Ketua Komdis Hinca Panjaitan mengungkapkan, pihaknya hanya memberikan sanksi berupa teguran terhadap dua klub yang terlibat dalam transaksi Rufus Armah Salue asal Liberia, yaitu Persid Jember dan PS Mojokerto Putra (MP). Satu pihak lainnya adalah agen yang mengatur kepindahan Rufus yakni agen Eddi Syahputra yang berbendera Ligina Sportindo.
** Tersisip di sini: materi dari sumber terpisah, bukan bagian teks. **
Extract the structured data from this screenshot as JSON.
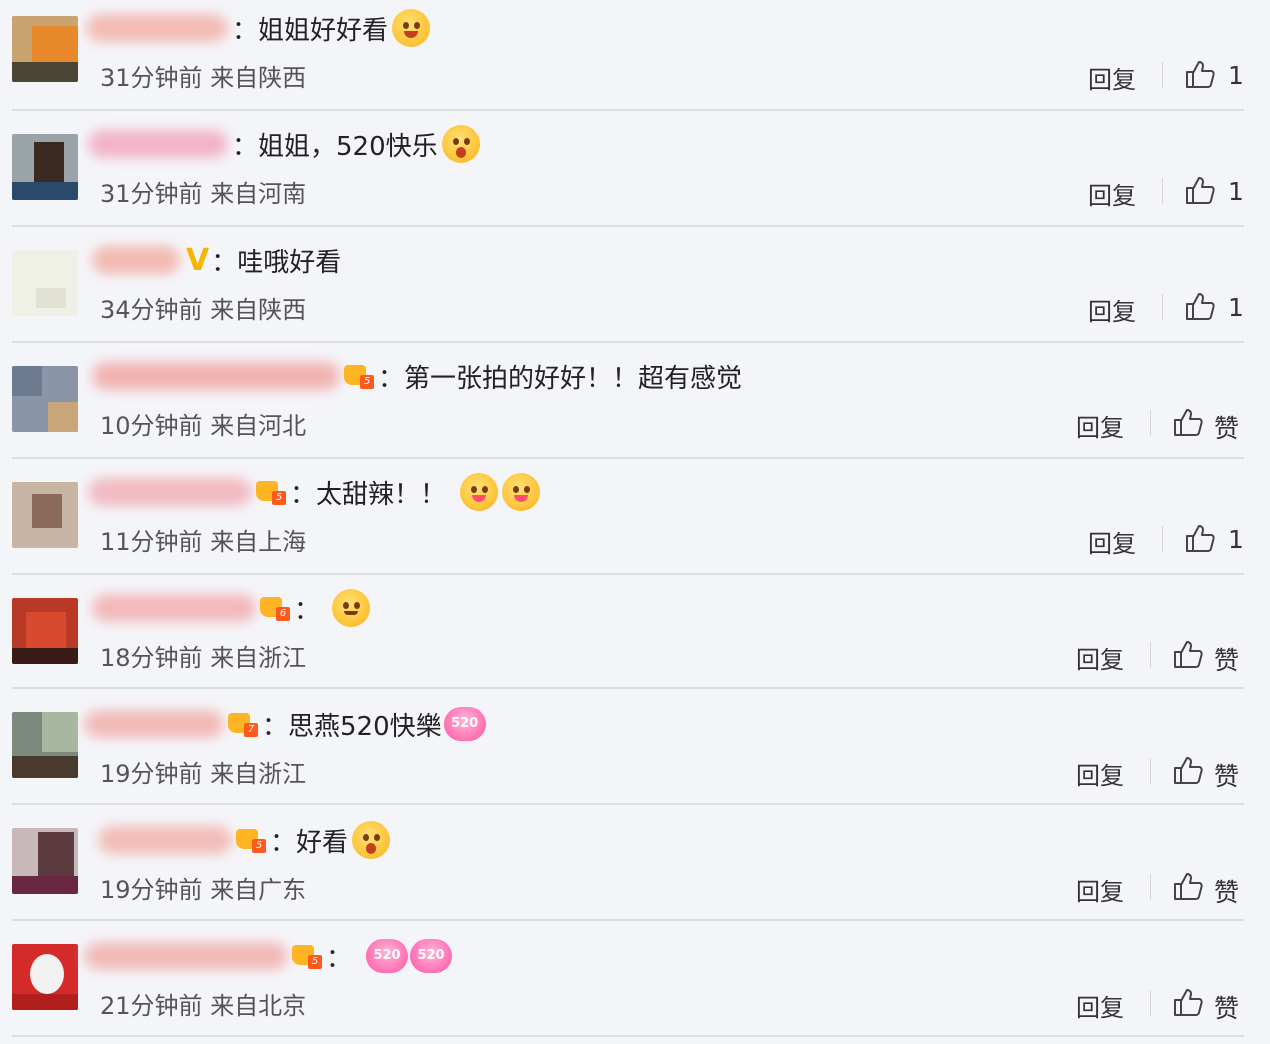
{
  "comments": [
    {
      "text": "姐姐好好看",
      "time": "31分钟前",
      "location": "来自陕西",
      "reply": "回复",
      "like": "1",
      "emojis": [
        "smile-emoji"
      ]
    },
    {
      "text": "姐姐，520快乐",
      "time": "31分钟前",
      "location": "来自河南",
      "reply": "回复",
      "like": "1",
      "emojis": [
        "scream-emoji"
      ]
    },
    {
      "text": "哇哦好看",
      "time": "34分钟前",
      "location": "来自陕西",
      "reply": "回复",
      "like": "1",
      "emojis": []
    },
    {
      "text": "第一张拍的好好！！超有感觉",
      "time": "10分钟前",
      "location": "来自河北",
      "reply": "回复",
      "like": "赞",
      "emojis": []
    },
    {
      "text": "太甜辣！！",
      "time": "11分钟前",
      "location": "来自上海",
      "reply": "回复",
      "like": "1",
      "emojis": [
        "kiss-emoji",
        "kiss-emoji"
      ]
    },
    {
      "text": "",
      "time": "18分钟前",
      "location": "来自浙江",
      "reply": "回复",
      "like": "赞",
      "emojis": [
        "smile-emoji"
      ]
    },
    {
      "text": "思燕520快樂",
      "time": "19分钟前",
      "location": "来自浙江",
      "reply": "回复",
      "like": "赞",
      "emojis": [
        "heart-520"
      ]
    },
    {
      "text": "好看",
      "time": "19分钟前",
      "location": "来自广东",
      "reply": "回复",
      "like": "赞",
      "emojis": [
        "scream-emoji"
      ]
    },
    {
      "text": "",
      "time": "21分钟前",
      "location": "来自北京",
      "reply": "回复",
      "like": "赞",
      "emojis": [
        "heart-520",
        "heart-520"
      ]
    }
  ],
  "colon": "：",
  "v_badge": "V",
  "heart_label": "520",
  "colors": {
    "background": "#f4f5f9",
    "divider": "#dcdde2",
    "text": "#222222",
    "meta": "#555555",
    "vip_crown": "#ffb423",
    "vip_level": "#ff5a1e"
  }
}
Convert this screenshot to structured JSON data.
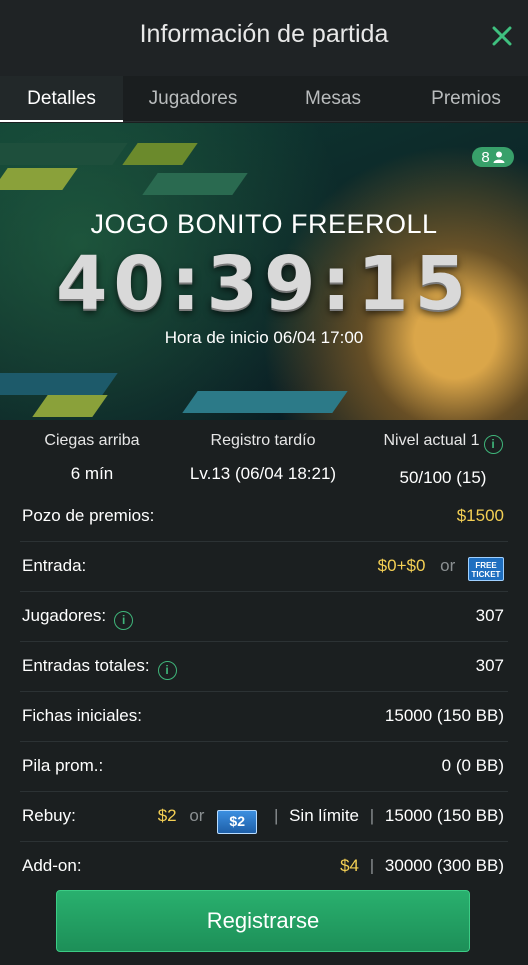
{
  "header": {
    "title": "Información de partida"
  },
  "tabs": [
    {
      "label": "Detalles",
      "active": true
    },
    {
      "label": "Jugadores",
      "active": false
    },
    {
      "label": "Mesas",
      "active": false
    },
    {
      "label": "Premios",
      "active": false
    }
  ],
  "banner": {
    "players_count": "8",
    "tournament_name": "JOGO BONITO FREEROLL",
    "countdown": "40:39:15",
    "start_time": "Hora de inicio 06/04 17:00"
  },
  "stats": {
    "blinds_label": "Ciegas arriba",
    "blinds_value": "6 mín",
    "late_reg_label": "Registro tardío",
    "late_reg_value": "Lv.13 (06/04 18:21)",
    "level_label": "Nivel actual 1",
    "level_value": "50/100 (15)"
  },
  "rows": {
    "prize_pool_label": "Pozo de premios:",
    "prize_pool_value": "$1500",
    "entry_label": "Entrada:",
    "entry_value": "$0+$0",
    "entry_or": "or",
    "entry_ticket_line1": "FREE",
    "entry_ticket_line2": "TICKET",
    "players_label": "Jugadores:",
    "players_value": "307",
    "total_entries_label": "Entradas totales:",
    "total_entries_value": "307",
    "starting_chips_label": "Fichas iniciales:",
    "starting_chips_value": "15000 (150 BB)",
    "avg_stack_label": "Pila prom.:",
    "avg_stack_value": "0 (0 BB)",
    "rebuy_label": "Rebuy:",
    "rebuy_price": "$2",
    "rebuy_or": "or",
    "rebuy_ticket": "$2",
    "rebuy_limit": "Sin límite",
    "rebuy_chips": "15000 (150 BB)",
    "addon_label": "Add-on:",
    "addon_price": "$4",
    "addon_chips": "30000 (300 BB)"
  },
  "footer": {
    "register_label": "Registrarse"
  },
  "colors": {
    "accent_green": "#29b06e",
    "gold": "#f3cf54",
    "background": "#1b1f20"
  }
}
“Ketiganya kami berikan teguran keras yang berisi peringatan, sesuai Pasal 64 Kode Disiplin PSSI. Ini karena kelalaian yang telah diperbuat masing-masing pihak untuk masalah tersebut,” ujar Hinca.
Menurut Hinca, meski sanksi hanya bersifat peringatan, hal itu hendaknya menjadi perhatian serius bagi ketiga pihak tersebut. Selain itu, sanksi teguran terhadap Eddi, tambah Hinca, merupakan kali pertama terhadap agen.
” Ini membuktikan penegakan disiplin juga berlaku pada semua komponen, termasuk agen pemain,” tambahnya.
Lebih lanjut Hinca menerangkan, kasus ini bermula dari lambatnya Persid mengurus kepindahan Rufus dari MP. Sementara, MP sendiri juga menghambat proses kepindahan tersebut. Hal tersebut memicu kubu Persibo melayangkan protes dan mendengungkan kabar Persid menggunakan pemain tidak sah.